Curator’s Note: Echoes in the Grain
Alena Murang’s visual works unfurl like whispered songs from the forest: fragmented, fervent, and deeply rooted. As a keeper of memory and rhythm, her canvases mirror the spirit of her music: reverent of tradition, yet unafraid of improvisation. There is no single visual language here. Instead, we move through elemental abstraction, poetic portraiture, and intricate pattern; a vocabulary formed by earth, fire, and ceremony.
To witness this collection is to engage with a body remembering itself: a skull etched beside a temple offering; a woman’s profile painted like a woven heirloom; swirling topographies recalling both bark and fingerprint, root and echo. Each piece holds within it a reverberation, like a past voice vibrating in the now.
What threads the works together is a pulse: ancestral, electric, and embodied. Whether painting in bold strokes of copper and soot, or sculpting silence into negative space, Murang renders the liminal visible. Her gestures are as deliberate as they are intuitive, each mark a negotiation between seen and unseen, lineage and longing.

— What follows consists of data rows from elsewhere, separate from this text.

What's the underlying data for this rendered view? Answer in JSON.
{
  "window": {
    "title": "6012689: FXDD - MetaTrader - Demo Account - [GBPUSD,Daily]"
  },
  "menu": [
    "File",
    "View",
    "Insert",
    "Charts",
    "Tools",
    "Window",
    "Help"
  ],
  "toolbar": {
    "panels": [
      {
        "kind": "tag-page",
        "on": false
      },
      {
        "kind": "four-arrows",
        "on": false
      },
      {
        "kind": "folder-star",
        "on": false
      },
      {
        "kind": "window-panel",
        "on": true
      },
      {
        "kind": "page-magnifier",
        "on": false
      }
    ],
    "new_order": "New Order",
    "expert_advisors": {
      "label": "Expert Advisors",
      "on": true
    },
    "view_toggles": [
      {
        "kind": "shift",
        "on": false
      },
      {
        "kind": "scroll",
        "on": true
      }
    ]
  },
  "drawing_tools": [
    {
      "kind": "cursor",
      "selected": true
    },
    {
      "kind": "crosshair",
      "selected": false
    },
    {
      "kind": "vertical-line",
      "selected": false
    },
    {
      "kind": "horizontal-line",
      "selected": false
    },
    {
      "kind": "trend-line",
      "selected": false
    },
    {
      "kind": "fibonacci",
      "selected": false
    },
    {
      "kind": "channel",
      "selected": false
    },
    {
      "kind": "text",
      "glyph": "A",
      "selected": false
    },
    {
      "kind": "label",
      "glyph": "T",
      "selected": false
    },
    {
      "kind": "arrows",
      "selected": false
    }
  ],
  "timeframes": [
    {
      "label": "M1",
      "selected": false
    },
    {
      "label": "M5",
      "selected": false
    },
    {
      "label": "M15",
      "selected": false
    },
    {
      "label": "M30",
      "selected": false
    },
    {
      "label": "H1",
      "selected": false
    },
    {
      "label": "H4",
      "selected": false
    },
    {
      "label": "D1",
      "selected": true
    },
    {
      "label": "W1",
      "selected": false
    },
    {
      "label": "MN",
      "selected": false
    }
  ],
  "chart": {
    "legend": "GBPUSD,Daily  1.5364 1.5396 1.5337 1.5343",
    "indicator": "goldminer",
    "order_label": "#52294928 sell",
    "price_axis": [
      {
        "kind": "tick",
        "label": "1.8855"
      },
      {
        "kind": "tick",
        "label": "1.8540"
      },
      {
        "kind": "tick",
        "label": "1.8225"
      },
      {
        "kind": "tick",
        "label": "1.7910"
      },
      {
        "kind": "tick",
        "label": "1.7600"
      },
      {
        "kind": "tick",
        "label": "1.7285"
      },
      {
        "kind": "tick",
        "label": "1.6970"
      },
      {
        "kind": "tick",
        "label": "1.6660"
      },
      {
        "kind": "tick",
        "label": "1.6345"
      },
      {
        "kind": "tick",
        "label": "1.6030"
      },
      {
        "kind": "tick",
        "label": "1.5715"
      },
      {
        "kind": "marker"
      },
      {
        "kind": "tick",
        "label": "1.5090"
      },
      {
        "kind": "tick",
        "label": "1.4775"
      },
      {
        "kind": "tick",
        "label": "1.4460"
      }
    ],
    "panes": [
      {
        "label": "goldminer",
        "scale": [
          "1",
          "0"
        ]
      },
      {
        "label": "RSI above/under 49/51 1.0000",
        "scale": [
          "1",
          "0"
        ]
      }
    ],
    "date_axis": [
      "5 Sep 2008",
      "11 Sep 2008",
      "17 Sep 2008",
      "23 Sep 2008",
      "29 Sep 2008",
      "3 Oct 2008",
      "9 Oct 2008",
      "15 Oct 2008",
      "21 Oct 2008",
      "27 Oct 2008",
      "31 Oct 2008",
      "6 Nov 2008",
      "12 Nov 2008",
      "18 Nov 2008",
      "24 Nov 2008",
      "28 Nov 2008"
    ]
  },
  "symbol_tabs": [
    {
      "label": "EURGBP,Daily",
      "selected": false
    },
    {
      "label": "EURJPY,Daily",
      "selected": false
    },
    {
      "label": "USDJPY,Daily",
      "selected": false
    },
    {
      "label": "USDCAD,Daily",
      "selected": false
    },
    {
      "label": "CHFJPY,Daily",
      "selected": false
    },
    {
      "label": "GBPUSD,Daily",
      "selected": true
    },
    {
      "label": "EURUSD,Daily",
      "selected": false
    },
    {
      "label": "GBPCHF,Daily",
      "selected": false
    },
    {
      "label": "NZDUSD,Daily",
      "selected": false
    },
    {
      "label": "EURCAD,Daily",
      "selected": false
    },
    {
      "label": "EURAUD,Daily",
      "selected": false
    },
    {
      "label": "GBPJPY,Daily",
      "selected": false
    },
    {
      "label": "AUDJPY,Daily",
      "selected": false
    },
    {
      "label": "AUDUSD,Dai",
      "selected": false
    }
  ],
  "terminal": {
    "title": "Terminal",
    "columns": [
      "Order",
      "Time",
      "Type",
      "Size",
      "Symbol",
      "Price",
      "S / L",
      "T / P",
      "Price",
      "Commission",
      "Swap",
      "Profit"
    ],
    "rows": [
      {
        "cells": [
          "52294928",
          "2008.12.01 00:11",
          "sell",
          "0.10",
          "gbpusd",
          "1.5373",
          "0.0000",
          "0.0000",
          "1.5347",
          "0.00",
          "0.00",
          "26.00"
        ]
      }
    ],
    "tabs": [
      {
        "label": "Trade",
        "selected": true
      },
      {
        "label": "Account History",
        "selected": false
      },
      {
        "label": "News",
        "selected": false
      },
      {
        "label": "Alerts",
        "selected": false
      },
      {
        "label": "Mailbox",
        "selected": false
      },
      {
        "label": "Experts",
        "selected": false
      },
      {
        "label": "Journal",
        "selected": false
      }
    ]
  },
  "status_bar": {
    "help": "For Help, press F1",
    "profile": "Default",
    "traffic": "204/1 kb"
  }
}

In a time when culture is often commodified or flattened, Murang’s art insists on texture. On ceremony. On remembering. These are not just paintings; they are portals. Each one asks us not just to look, but to listen, to the winds through Bornean highlands, to the voice of a girl picking up the sape’, to the grandmother's breath as it travels through time.
Here, art becomes more than expression. It becomes return.